R - Je crois que vous posez bien les termes de ce qu'est aujourd'hui le défi à l'Europe. Nous devons ensemble prendre des initiatives. C'est l'esprit du couple France-Allemagne : agir ensemble au service de l'Europe, non pas pour froisser, blesser, ou nous engager dans un rapport de force. Le problème est qu'une Europe à quinze, et plus encore une Europe à vingt-cinq, a besoin d'être en initiative. Dans cette Europe, chacun a des capacités. Il faut que celles-ci puissent être mises au service de l'initiative. J'ai été frappé dans les conversations que j'ai eues ce matin avec le Premier ministre, comme avec le ministre des Affaires étrangères, par ceci : vous avez, vous, une expérience, une compétence extrêmement précieuse pour l'Europe, la proximité et la connaissance que vous avez des Balkans. Un pays comme la Slovénie peut nous aider à mieux formaliser une politique vis-à-vis de cette région, une perspective ambitieuse pour l'entrée dans l'Union Européenne de cette région. C'est évidemment extrêmement important. Le couple France-Allemagne n'a pas d'autre vocation. Il peut, ici et là, agacer et créer des formes de susceptibilités mais il n'a pas d'autre vocation que d'être au service de propositions pour l'Europe. Je crois qu'il est très important que tous les pays européens essayent d'avancer ensemble dans la même direction dans le domaine de la défense. Là encore, c'est un bon exemple. L'Allemagne, la France, l'Angleterre, les initiatives que vous avez mentionnées sur l'Iran montrent que la vraie question est que nous devons trouver un schéma dans le cadre de la Conférence intergouvernementale.

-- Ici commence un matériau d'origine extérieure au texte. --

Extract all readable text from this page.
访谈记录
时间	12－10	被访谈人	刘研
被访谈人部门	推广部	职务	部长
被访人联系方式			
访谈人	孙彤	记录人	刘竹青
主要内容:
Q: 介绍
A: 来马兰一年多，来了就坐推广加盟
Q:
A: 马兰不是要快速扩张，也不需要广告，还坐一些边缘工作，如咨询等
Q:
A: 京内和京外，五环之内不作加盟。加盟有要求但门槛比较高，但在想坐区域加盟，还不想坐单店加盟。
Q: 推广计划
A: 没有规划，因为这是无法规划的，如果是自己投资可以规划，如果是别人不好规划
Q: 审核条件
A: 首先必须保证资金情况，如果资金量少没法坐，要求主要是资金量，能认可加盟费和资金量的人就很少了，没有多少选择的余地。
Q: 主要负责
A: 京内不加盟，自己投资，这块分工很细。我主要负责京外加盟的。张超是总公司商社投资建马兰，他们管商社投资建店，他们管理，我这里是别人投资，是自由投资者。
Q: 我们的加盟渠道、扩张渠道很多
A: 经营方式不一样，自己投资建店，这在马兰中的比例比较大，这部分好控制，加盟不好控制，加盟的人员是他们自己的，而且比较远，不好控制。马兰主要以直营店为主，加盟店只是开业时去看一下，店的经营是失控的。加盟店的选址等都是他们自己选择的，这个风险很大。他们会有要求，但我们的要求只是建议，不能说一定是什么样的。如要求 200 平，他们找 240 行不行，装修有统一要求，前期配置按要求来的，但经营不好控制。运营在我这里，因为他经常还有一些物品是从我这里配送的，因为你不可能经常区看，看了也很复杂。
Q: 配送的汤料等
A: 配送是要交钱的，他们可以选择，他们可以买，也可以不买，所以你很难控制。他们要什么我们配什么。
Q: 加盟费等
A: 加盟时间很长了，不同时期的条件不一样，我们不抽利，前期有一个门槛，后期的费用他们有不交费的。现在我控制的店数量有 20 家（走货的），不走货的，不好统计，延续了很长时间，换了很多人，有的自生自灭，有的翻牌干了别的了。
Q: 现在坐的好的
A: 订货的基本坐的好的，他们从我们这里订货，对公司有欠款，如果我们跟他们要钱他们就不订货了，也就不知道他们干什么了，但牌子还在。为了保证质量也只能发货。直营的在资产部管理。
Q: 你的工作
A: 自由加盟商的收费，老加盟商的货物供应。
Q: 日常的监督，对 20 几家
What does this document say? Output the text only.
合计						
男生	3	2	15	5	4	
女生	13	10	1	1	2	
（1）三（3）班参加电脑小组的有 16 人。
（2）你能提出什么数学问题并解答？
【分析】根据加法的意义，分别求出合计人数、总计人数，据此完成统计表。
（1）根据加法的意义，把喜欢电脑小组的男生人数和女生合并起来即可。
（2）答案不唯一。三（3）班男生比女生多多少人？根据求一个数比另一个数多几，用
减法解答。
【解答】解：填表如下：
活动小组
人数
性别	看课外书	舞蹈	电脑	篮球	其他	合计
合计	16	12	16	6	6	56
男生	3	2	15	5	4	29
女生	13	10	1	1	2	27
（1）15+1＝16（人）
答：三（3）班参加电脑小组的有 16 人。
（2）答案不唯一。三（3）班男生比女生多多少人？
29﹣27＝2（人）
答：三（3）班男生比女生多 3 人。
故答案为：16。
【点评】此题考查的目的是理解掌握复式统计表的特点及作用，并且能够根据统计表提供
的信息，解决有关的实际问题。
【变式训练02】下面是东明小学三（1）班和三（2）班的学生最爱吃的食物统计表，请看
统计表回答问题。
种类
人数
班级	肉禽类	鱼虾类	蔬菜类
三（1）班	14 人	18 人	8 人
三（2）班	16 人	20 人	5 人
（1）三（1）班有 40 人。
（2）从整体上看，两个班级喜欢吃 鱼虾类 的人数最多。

Ces coopérations peuvent être encadrées, structurées, en confiance et c'est pour cela que nous pensons que ces initiatives doivent pouvoir être ouvertes, c'est-à-dire que les pays qui veulent participer à des initiatives spécifiques doivent pouvoir le faire. Et ce que font ces pays doit être transparent, c'est-à-dire que chacun doit pouvoir être informé de ce qui se passe à l'intérieur de l'Europe. Mais, à vingt-cinq, nous avons besoin d'une certaine souplesse, non pas que cela crée une Europe à plusieurs vitesses, mais cela peut créer un mouvement, une émulation. Je pense que le vrai danger pour notre famille européenne aujourd'hui, c'est que l'Europe à vingt-cinq s'arrête de vouloir, s'arrête d'avoir des projets, tout simplement parce qu'elle se replie sur elle-même pour, pendant trop longtemps, digérer son élargissement. Je pense que l'Europe n'est grande que quand elle est au service d'une ambition. Si nous contribuons à la stabilité des Balkans, si nous contribuons à la paix au Moyen-Orient, ou à une coopération efficace avec l'Afrique, nous sommes de vrais Européens. Si nous nous replions peureusement et frileusement sur nous-mêmes, alors nous exacerbons les peurs, les inquiétudes, les frustrations, les jalousies.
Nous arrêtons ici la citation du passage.